出題校にインタビュー!
立教新座中学校
2017年11月掲載
立教新座中学校の理科におけるアドミッション・ポリシーを聞いてみました。
1.段階を踏みながら解き進めていく問題
インタビュー1/3
オジギソウの不思議な動きのしくみを考える
久保先生 オジギソウは触るなど何らかの刺激を感知すると、素早く葉を閉じ、葉柄(ようへい)がおじぎをするように垂れ下がります。まるで“おじぎ”をするような不思議な動きを入試問題で問えないかと、数年前から考えていました。
オジギソウは小学生の夏休みの自由研究でよく使われていると聞きました。研究内容を調べると、熱を与えたり、線香の煙を近づけるなどして刺激の種類を変えて反応の有無を調べるものが多く、動きのしくみについては調べていないようでした。
おじぎのしくみは小学生が学ぶ内容ではありませんが、オジギソウは子どもが知っている身近な植物で、インパクトのある動きが興味を引くと思い、入試問題として出題しました。

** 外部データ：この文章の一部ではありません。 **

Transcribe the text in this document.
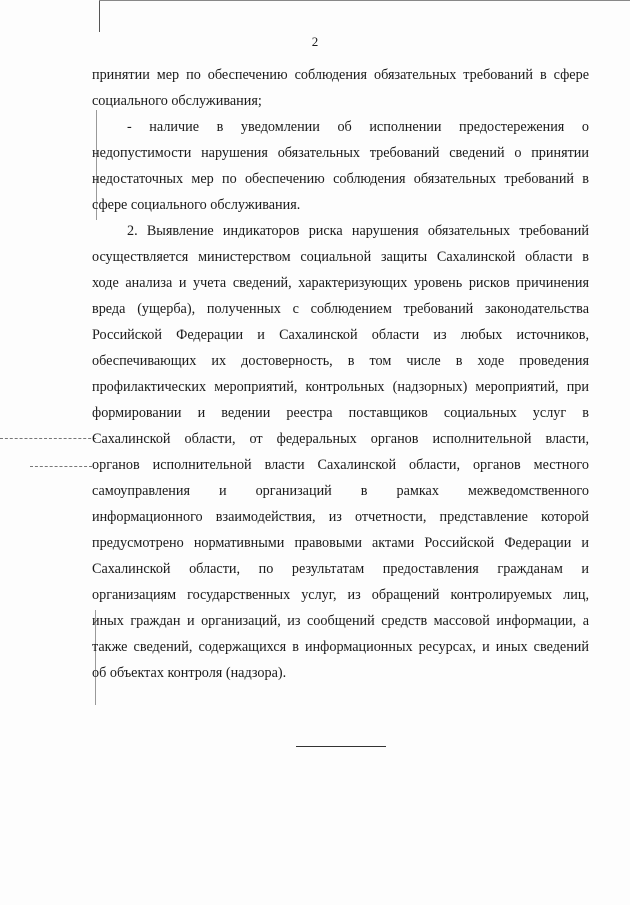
2
принятии мер по обеспечению соблюдения обязательных требований в сфере
социального обслуживания;
- наличие в уведомлении об исполнении предостережения о
недопустимости нарушения обязательных требований сведений о принятии
недостаточных мер по обеспечению соблюдения обязательных требований в
сфере социального обслуживания.
2. Выявление индикаторов риска нарушения обязательных требований
осуществляется министерством социальной защиты Сахалинской области в
ходе анализа и учета сведений, характеризующих уровень рисков причинения
вреда (ущерба), полученных с соблюдением требований законодательства
Российской Федерации и Сахалинской области из любых источников,
обеспечивающих их достоверность, в том числе в ходе проведения
профилактических мероприятий, контрольных (надзорных) мероприятий, при
формировании и ведении реестра поставщиков социальных услуг в
Сахалинской области, от федеральных органов исполнительной власти,
органов исполнительной власти Сахалинской области, органов местного
самоуправления и организаций в рамках межведомственного
информационного взаимодействия, из отчетности, представление которой
предусмотрено нормативными правовыми актами Российской Федерации и
Сахалинской области, по результатам предоставления гражданам и
организациям государственных услуг, из обращений контролируемых лиц,
иных граждан и организаций, из сообщений средств массовой информации, а
также сведений, содержащихся в информационных ресурсах, и иных сведений
об объектах контроля (надзора).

本物を見てほしいのですが、原っぱがなくなった都市部では見られなくなりました。インターネットの動画を見て、「実際に見たい!」と思ってくれるといいですね。
理科/久保 裕一郎 先生
オジギソウを知らなくてもリード文を読めばわかる
久保先生 正答率は公にはしていません。この問題の難易度は高くないので、ほとんど間違えないのではないかと思っていましたが、⑤の語群を間違えて選んだ受験生がいました。リード文をきちんと読まなかったのか、慌ててしまったのかもしれません。
男子は「早く問題を解きたい」という思いが強く、リード文を読まずに問題を解こうとする傾向があります。リード文を読む大切さを、この問題を通して気づいてほしいですね。

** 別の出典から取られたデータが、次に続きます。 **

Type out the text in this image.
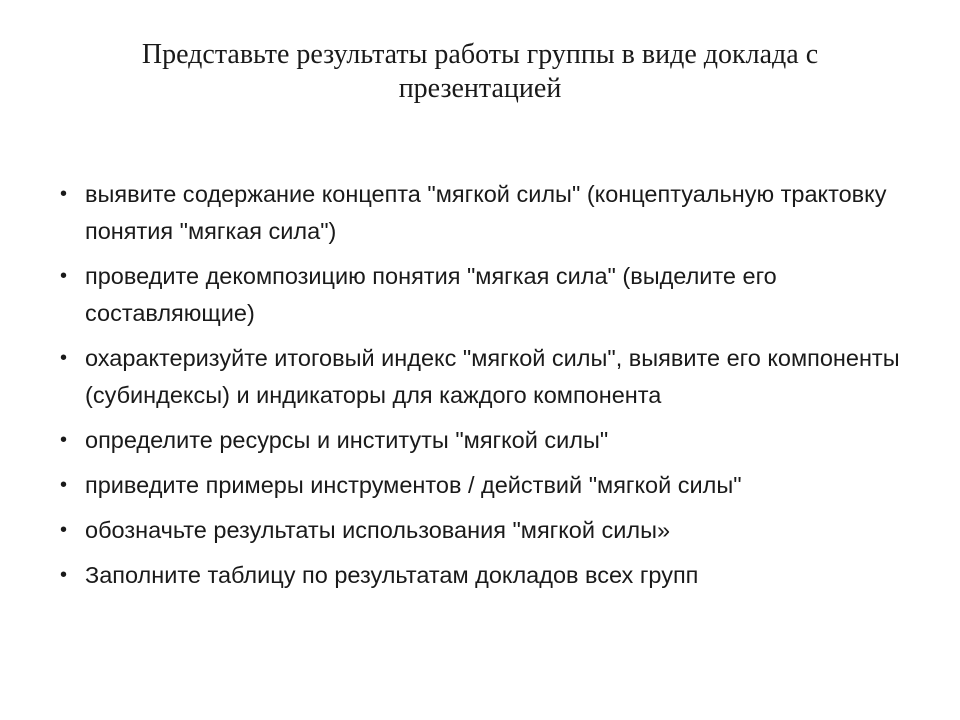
Представьте результаты работы группы в виде доклада с презентацией
• выявите содержание концепта "мягкой силы" (концептуальную трактовку понятия "мягкая сила")
• проведите декомпозицию понятия "мягкая сила" (выделите его составляющие)
• охарактеризуйте итоговый индекс "мягкой силы", выявите его компоненты (субиндексы) и индикаторы для каждого компонента
• определите ресурсы и институты "мягкой силы"
• приведите примеры инструментов / действий "мягкой силы"
• обозначьте результаты использования "мягкой силы»
• Заполните таблицу по результатам докладов всех групп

久保先生 この問題はオジギソウを知らなくても、リード文をきちんと読めば解き進められるように作りました。オジギソウを知らない受験生が、リード文を読んで「実際に見てみたい」と食いついてくれたらうれしいですね。
この問題に限らず、本校の入試問題は、「実験してみたい」「試してみたい」あるいは「本当にそうなるの?」と思わせるような問題づくりを心がけています。
立教新座中学校 校内
ステップ・バイ・ステップで問題を解く過程を楽しむ
久保先生 理科の入試問題は、4分野バランスよく出題しています。作問にあたっては物事を理解するプロセスを大切にしています。この問題でも、リード文をしっかり読み解き、必要な情報を整理して、自分で論理を組み立てる力を試しました。
単に知っている・知らないを試す問題は解いていてもつまらないし、それでは記憶力のある受験生だけが優位になります。選択問題でも、いくつかステップを踏みながら正解にたどり着くような、やり甲斐がある問題を意識しています。

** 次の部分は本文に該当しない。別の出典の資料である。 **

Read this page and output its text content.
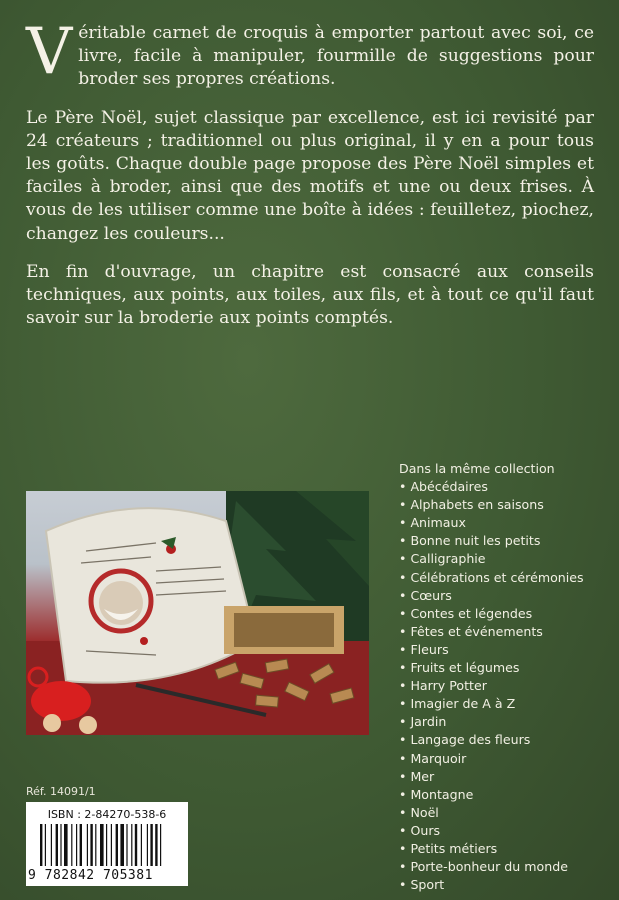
Véritable carnet de croquis à emporter partout avec soi, ce livre, facile à manipuler, fourmille de suggestions pour broder ses propres créations.

Le Père Noël, sujet classique par excellence, est ici revisité par 24 créateurs ; traditionnel ou plus original, il y en a pour tous les goûts. Chaque double page propose des Père Noël simples et faciles à broder, ainsi que des motifs et une ou deux frises. À vous de les utiliser comme une boîte à idées : feuilletez, piochez, changez les couleurs...

En fin d'ouvrage, un chapitre est consacré aux conseils techniques, aux points, aux toiles, aux fils, et à tout ce qu'il faut savoir sur la broderie aux points comptés.

Dans la même collection

• Abécédaires
• Alphabets en saisons
• Animaux
• Bonne nuit les petits
• Calligraphie
• Célébrations et cérémonies
• Cœurs
• Contes et légendes
• Fêtes et événements
• Fleurs
• Fruits et légumes
• Harry Potter
• Imagier de A à Z
• Jardin
• Langage des fleurs
• Marquoir
• Mer
• Montagne
• Noël
• Ours
• Petits métiers
• Porte-bonheur du monde
• Sport
Réf. 14091/1
ISBN : 2-84270-538-6
9 782842 705381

この問題に必要な力は、段階を踏んで物事をじっくり考える力です。生物の問題はどちらかというと、瞬発力よりも、読解力や考察力のようなじっくり考える力が求められるように思います。
解答のプロセスを踏みながら解き進む問題は、自分がどこまで理解できていて、どこから先が理解できなかったのか振り返ることができます。作問者も、問題を解くステップを区切ることで子どもがどこまで理解できたか確認できます。
立教新座中学校 校舎
物理の計算問題では「瞬発力」が必要
理科において、どんな問題で「瞬発力」が必要とされるのでしょうか。
久保先生 例えば、物理の計算問題は、比の関係を見つけるなど、一目見て「これだ」とひらめいたら一気に計算を進めるのがいい。逆に、一つひとつ考えていくとかえって行き詰まります。
物理の計算問題は計算ミスが気になります(2017年第1回入試は「電流と発熱」)。出てきた答えから、途中までは合っていることが推測されます。理科の問題では途中式を求めていないので、考え方が合っていても答えが間違えれば得点できません。簡単な計算なのでもったいないですね。
上位層はおそらく瞬発力で解いているのではないかと思います。まともに計算すると少し時間が足りないくらいの問題量です。一通り問題を解いていて正答率も高いということは、大人に近いような思考力ではないかと思います。